Surveying 200 retail executives, RetailMeNot found that 54% planned their promotions around Prime Day. For many brands, that meant creating their own competing events. Walmart’s Big Save events starts a little earlier and ends a little later. Compared with last year, Target’s Deal Days promises nearly 1 million more deals, many of which extend to same-day deliver, BOPIS, and curbside pickup.
Not every retailer launched its own ecommerce extravaganza. Many simply have deals that coincide with Prime Day. eBay, for example, has offered customers 110% of the price difference if they were able to find an item for less on an approved competitors’ website. That list, of course, includes Amazon. eBay also promised extra discounts if Amazon’s website crashed during Prime Day, as it did for about an hour in 2018.
Clearly, Prime Day has outgrown Amazon over the past five years. It’s become a massively important shopping event. Last year, the brands that participated experienced a 30% increase in traffic from RetailMeNot, while those without deals saw 4% less traffic, relative to the rest of July. Similarly, other large retailers experienced a 68% increase in online sales, while niche retailers boosted ecommerce by 28%.
The Benefits of Brand Loyalty
The success of Prime Day is particularly impressive once you consider that Amazon… just kind of made it up to celebrate the company’s 20th anniversary. And while Amazon has experienced success on a grand scale, the concept of creating holidays isn’t unusual in the retail space.
Nordstrom has a huge Anniversary Sale every year, a popular enough event that People wrote an article on how to get the best deals. (Number one: Join the loyalty program for early access and extra points.) Similarly, Wayfair saw a 325% per-day increase in sales during the second annual Way Day in April.
The success of these made-up ecommerce holidays broadcasts a few things to retailers.
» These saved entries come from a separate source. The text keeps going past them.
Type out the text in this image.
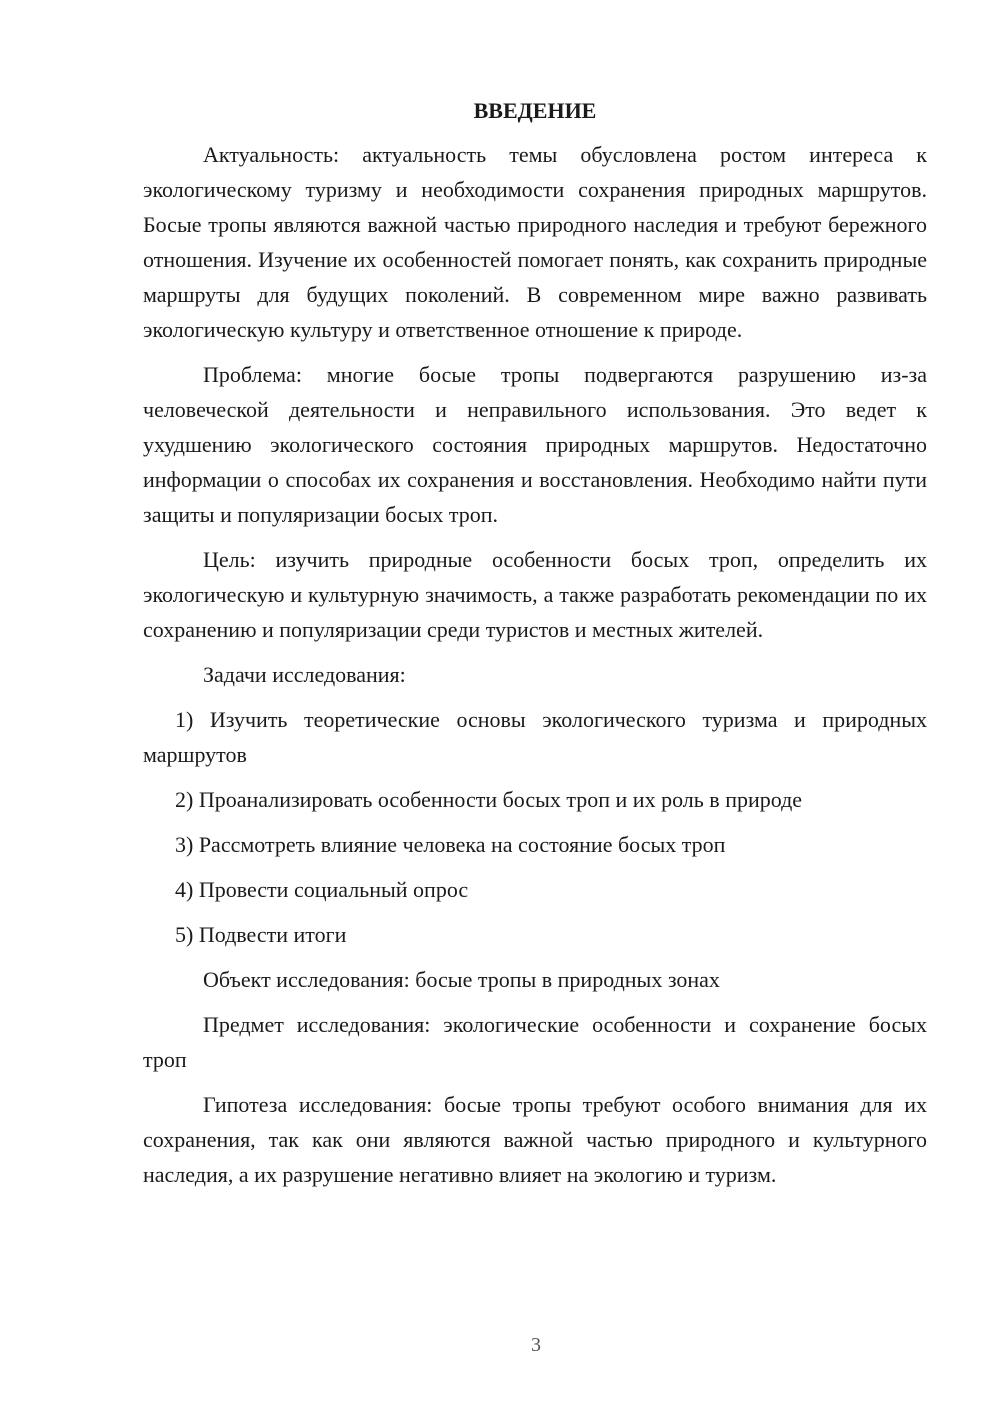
ВВЕДЕНИЕ

Актуальность: актуальность темы обусловлена ростом интереса к экологическому туризму и необходимости сохранения природных маршрутов. Босые тропы являются важной частью природного наследия и требуют бережного отношения. Изучение их особенностей помогает понять, как сохранить природные маршруты для будущих поколений. В современном мире важно развивать экологическую культуру и ответственное отношение к природе.

Проблема: многие босые тропы подвергаются разрушению из-за человеческой деятельности и неправильного использования. Это ведет к ухудшению экологического состояния природных маршрутов. Недостаточно информации о способах их сохранения и восстановления. Необходимо найти пути защиты и популяризации босых троп.

Цель: изучить природные особенности босых троп, определить их экологическую и культурную значимость, а также разработать рекомендации по их сохранению и популяризации среди туристов и местных жителей.

Задачи исследования:

1) Изучить теоретические основы экологического туризма и природных маршрутов

2) Проанализировать особенности босых троп и их роль в природе

3) Рассмотреть влияние человека на состояние босых троп

4) Провести социальный опрос

5) Подвести итоги

Объект исследования: босые тропы в природных зонах

Предмет исследования: экологические особенности и сохранение босых троп

Гипотеза исследования: босые тропы требуют особого внимания для их сохранения, так как они являются важной частью природного и культурного наследия, а их разрушение негативно влияет на экологию и туризм.

3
For one, it underlines the importance of brand loyalty. We already know that loyal customers are the best customers and if yours are loyal enough, you can invent new shopping holidays.
The New Retail Calendar
Prime Day also demonstrates that “the holidays” aren’t limited to those last few weeks of the year, as consumers keep starting their shopping earlier and earlier. The pandemic accelerated that trend to the point that AlixPartners called the traditional holiday calendar “meaningless,” adding October to its holiday forecast for the first time.
The consulting firm found that 49% of people plan to start shopping no later than Halloween. That means that even though it’s barely mid-October, the holidays are here. Are you ready?